I have the following HTML strcuture and want to extract data from it using the awk
.
<body>
<div>...</div>
<div>...</div>
<div class="body-content">
<div>...</div>
<div class="product-list" class="container">
<div class="w3-row" id="product-list-row">
<div class="w3-col m2 s4">
<div class="product-cell">
<div class="product-title">Product A</div>
<div class="product-price">100,56</div>
</div>
</div>
<div class="w3-col m2 s4">
<div class="product-cell">
<div class="product-title">Product B</div>
<div class="product-price">200,56</div>
</div>
</div>
<div class="w3-col m2 s4">
<div class="product-cell">
<div class="product-title">Product C</div>
<div class="product-price">300,56</div>
</div>
</div>
<div class="w3-col m2 s4">
<div class="product-cell">
<div class="product-title">Product D</div>
<div class="product-price">400,56</div>
</div>
</div>
</div>
</div>
</div>
</body>
The result I want to have is as follows.
100,56
200,56
300,56
400,56
I was experimenting with the following awk
script (I know it makes no sense to select product-price
twice, I was about to modify this script)

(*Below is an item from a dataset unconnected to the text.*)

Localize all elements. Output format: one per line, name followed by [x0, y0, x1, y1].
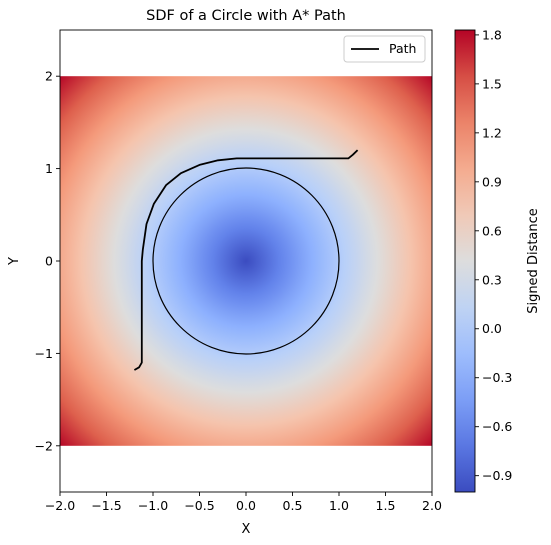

awk -F '<[^>]+>' 'found { sub(/^[[:space:]]*/,";"); print title $0; found=0 } /<div class="product-price">/ { title=$2 } /<div class="product-price">/ { found=1 }'
but it gives me the result
100,56 </div>
200,56 </div>
300,56 </div>
400,56 </div>
I never used awk
before, so can't just figure out what is wrong here or how to modify the above code. How would you do this?